Я кивнула, оглядывая огромный океанский лайнер.
– Увидимся, – сказал Десмонд, снова надев шляпу и коснувшись края полей, и стал подниматься на верхнюю палубу.
– Вы в первом классе? – с сомнением в голосе поинтересовался стюард, посмотрев на трап, где скрылся Десмонд.
– Нет. Боюсь, что я, ммм, в третьем.
Он хмыкнул и подозвал другого стюарда, помоложе, который провел меня на нижнюю палубу, а потом еще ниже, в самое чрево корабля. Мы спустились в грязный полутемный коридор, и стюард остановился у какой-то двери без надписи.

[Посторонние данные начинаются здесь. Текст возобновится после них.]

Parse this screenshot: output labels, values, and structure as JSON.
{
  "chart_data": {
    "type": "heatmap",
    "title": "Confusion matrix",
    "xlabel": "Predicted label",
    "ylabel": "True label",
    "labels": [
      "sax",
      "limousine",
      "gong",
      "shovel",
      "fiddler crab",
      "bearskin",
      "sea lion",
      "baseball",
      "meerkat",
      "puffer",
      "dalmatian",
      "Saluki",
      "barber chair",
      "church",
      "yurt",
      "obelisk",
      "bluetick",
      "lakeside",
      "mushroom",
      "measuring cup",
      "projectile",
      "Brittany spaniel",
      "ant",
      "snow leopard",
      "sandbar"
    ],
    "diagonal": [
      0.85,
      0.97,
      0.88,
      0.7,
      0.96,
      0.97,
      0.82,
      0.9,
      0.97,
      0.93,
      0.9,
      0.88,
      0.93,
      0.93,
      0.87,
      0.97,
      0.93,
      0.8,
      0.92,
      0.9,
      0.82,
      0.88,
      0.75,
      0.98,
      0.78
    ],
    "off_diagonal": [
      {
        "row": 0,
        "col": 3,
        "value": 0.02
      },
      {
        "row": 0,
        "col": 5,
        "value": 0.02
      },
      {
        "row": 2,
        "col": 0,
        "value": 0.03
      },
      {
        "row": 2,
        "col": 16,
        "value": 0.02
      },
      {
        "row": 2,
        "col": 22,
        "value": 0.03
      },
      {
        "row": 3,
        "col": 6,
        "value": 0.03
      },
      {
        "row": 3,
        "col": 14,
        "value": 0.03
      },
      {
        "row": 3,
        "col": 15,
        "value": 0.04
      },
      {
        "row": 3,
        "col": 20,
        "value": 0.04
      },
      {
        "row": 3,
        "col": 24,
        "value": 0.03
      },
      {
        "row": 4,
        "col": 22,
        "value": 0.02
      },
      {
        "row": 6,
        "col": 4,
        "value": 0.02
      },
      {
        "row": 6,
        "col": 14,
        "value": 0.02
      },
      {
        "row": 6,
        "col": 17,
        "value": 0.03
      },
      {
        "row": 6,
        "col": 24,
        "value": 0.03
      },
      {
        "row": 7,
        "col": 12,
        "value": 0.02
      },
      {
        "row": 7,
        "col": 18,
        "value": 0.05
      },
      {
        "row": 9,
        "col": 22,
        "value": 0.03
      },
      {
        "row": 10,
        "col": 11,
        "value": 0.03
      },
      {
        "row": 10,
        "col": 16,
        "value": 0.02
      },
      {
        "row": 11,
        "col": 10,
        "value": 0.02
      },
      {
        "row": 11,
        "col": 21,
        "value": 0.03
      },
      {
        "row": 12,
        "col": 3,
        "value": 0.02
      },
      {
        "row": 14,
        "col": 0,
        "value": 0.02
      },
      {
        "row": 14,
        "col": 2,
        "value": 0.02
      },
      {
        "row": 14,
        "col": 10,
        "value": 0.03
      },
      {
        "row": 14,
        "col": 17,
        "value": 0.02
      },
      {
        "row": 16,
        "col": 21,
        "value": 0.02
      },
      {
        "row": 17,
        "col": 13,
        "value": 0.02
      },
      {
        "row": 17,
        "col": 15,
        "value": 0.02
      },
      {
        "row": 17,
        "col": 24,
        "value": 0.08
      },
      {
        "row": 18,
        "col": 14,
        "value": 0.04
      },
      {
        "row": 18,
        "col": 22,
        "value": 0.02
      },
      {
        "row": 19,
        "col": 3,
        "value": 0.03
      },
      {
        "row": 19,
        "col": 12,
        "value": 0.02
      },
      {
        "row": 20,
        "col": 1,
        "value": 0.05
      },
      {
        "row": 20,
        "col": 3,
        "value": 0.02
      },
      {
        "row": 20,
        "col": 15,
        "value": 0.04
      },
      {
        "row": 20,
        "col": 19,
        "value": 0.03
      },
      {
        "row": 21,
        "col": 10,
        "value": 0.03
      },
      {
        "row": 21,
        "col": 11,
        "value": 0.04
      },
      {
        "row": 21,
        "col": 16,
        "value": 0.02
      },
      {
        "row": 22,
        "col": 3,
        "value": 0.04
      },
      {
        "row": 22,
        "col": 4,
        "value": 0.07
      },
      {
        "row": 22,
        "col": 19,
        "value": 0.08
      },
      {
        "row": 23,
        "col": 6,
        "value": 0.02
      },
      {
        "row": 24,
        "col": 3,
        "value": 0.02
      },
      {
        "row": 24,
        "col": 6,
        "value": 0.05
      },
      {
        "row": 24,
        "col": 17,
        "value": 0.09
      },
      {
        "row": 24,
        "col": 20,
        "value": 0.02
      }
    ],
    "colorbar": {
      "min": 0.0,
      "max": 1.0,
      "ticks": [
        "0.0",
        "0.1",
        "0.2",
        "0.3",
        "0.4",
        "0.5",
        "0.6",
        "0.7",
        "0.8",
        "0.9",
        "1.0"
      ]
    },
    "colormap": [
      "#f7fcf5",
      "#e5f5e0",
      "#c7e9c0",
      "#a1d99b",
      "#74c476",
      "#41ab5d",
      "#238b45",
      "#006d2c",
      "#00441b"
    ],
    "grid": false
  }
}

– Ваша каюта, – равнодушно произнес он.
Внутри была койка с потертым одеялом и маленький столик, на котором в стеклянной вазе с мутной водой стояла увядшая желтая хризантема. Каюта была размером с кладовку в булочной, но и этой каморке я была рада, как пентхаусу: это было первое место, которое я могла назвать своим. Я удовлетворенно вздохнула, а мое «спасибо» прозвучало слишком восторженно. Стюард кивнул и удалился.
Я прижалась носом к крошечному иллюминатору, вытерев запотевшее стекло рукавом платья. За стеклом виднелся мол. Какое-то время я смотрела на него, пока не прозвучал рожок и машина не начала греметь и вибрировать. Пароход медленно вышел из гавани, словно ему не хотелось отправляться в путь. Но вскоре он набрал ход, и я смотрела, как морской туман медленным, ровным и глубоким глотком проглатывает город. Что говорила моя мать? Да: «Кошелек всегда держи при себе. На этих пароходах воруют». Как будто она что-то знала о пароходах!
Я обещала в тот день встретиться с мистером Прайсом и поэтому рискнула выйти за дверь и прошла по синему коврику коридора один поворот, а потом еще один.
– Простите, сэр, – робко обратилась я к какому-то моряку, – вы не могли бы мне сказать, как пройти на прогулочную палубу?